I will weigh in on this on the retrolinear side. I put a ep200 in my 200 and just installed (two days ago) the vari vibe add on, and while i was at it i also installed their new transformer ac line shielding tube. You need a drill press to do it cleanly, but man is it clean. Mike at retro linear even spent quite a while on the phone with me talking about his preferred methods of install/cleaning up the wiring on the amp rail. Told me how to add an led and remove the neon (which i already had the parts to do in my spares bins (resistor, led, led bezel, wire and heat shrink)...and in this process i also drilled out a 1/2 inch hole in the upright rail that holds the pots to mount a chassis mount fuse holder...not only are their products top notch, and their customer service is on point, but this wurli is dead quiet at rest. 

The band I tech for carries a 200a that had been upgraded with the warneck amp/vari vibe and its been solid and totally reliable for the 4+ years  we have been shleppin it around North America and Canada.

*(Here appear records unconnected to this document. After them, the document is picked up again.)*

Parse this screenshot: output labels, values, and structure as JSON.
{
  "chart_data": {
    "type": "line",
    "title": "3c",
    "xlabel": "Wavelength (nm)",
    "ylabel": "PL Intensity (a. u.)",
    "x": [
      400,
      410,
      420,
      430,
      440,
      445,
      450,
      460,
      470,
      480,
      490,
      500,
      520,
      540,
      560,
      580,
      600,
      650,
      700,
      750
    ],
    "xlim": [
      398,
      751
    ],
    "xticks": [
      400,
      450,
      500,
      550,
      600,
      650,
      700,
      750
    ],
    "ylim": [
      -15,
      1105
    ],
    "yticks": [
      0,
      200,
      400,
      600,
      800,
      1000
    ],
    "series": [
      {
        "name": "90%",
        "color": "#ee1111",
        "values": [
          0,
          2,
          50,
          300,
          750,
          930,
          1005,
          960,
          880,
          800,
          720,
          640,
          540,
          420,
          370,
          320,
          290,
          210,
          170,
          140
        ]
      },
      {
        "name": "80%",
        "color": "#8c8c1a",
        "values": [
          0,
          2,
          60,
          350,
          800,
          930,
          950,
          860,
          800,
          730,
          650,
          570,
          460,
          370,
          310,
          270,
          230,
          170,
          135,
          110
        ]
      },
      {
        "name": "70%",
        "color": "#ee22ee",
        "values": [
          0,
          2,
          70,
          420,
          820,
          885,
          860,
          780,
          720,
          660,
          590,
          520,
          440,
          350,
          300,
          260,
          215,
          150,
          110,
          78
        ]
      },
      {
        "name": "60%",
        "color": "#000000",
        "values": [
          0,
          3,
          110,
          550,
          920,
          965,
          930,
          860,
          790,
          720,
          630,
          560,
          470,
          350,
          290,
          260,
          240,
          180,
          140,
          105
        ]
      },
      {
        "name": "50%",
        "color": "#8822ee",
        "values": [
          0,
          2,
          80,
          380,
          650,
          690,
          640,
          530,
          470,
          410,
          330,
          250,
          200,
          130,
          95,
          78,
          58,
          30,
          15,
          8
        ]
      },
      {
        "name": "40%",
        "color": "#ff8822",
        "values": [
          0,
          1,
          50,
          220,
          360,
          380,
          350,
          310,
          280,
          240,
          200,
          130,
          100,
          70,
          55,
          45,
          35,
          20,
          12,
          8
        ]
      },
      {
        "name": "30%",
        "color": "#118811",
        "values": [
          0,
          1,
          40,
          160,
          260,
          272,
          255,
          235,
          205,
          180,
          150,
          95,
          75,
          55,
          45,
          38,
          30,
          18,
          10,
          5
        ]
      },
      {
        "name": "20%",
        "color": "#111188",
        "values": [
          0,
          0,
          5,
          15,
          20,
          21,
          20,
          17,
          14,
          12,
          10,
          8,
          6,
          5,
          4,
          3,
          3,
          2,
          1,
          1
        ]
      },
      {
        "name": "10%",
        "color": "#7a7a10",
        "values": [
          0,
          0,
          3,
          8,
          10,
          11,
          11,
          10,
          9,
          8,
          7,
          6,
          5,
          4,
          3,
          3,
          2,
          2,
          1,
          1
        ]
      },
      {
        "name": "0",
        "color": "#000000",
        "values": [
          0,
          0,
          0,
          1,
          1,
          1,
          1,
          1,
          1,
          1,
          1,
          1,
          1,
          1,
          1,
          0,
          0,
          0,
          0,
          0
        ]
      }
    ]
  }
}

From what I understand the retrolinear amps are an actual redesign rather than a "lets try and make the old amp but new", and its night and day if you are replacing the stock wurli amp... plus the ep200 kit comes with the reed shields too, and their version is very easy to install and requires no modifications to fit...their knobs are also much better looking too than the vvibe ones (ive got 2vv knobs on mine currently and one retrolinear/warneck...had i known that they looked so different i would have ordered two more knobs with my varivibe/shielding purchase...but since they spent so long on the phone with me chattin about clean wurli upgrades i didn't hesitate to drop the extra cash on the separate order of those knobs to make it all match...when/if i rebuild another wurlitzer i wouldn't hesitate to go warneck again.


Alan Lenhoff

You take Tim Warneck's two electrical engineering degrees from Carnegie Mellon University, his great ears, and his determination to pursue perfection on behalf of his customers, and the results are as spectacular as you'd think.  Great staff, too. (I'm talking about you Mike Norton and Amanda Fitser, and probably others I don't know.)  Nice to see them getting some well-deserved praise here.

Alan
Co-author, "Classic Keys: Keyboard Sounds That Launched Rock Music"

Learn about the book: http://www.classickeysbook.com/
Find it on Amazon.com: https://www.amazon.com/dp/1574417762/

1965 UK Vox Continental;1967 Gibson G101 organ; 1954 Hammond B2; Leslie 21H; Leslie 31H; 1974 Rhodes Mark I Stage 73; 1972 Rhodes Sparkletop Piano Bass; 1978 Hohner Clavinet D6; 1968 Hohner Pianet N II; 1966 Wurlitzer 140B; 1980 Moog Minimoog Model D; 1983 Roland JX-3P; 1977 Fender Twin Reverb; 1983 Roland JX-3P synth; Vox AC30CC2X amp.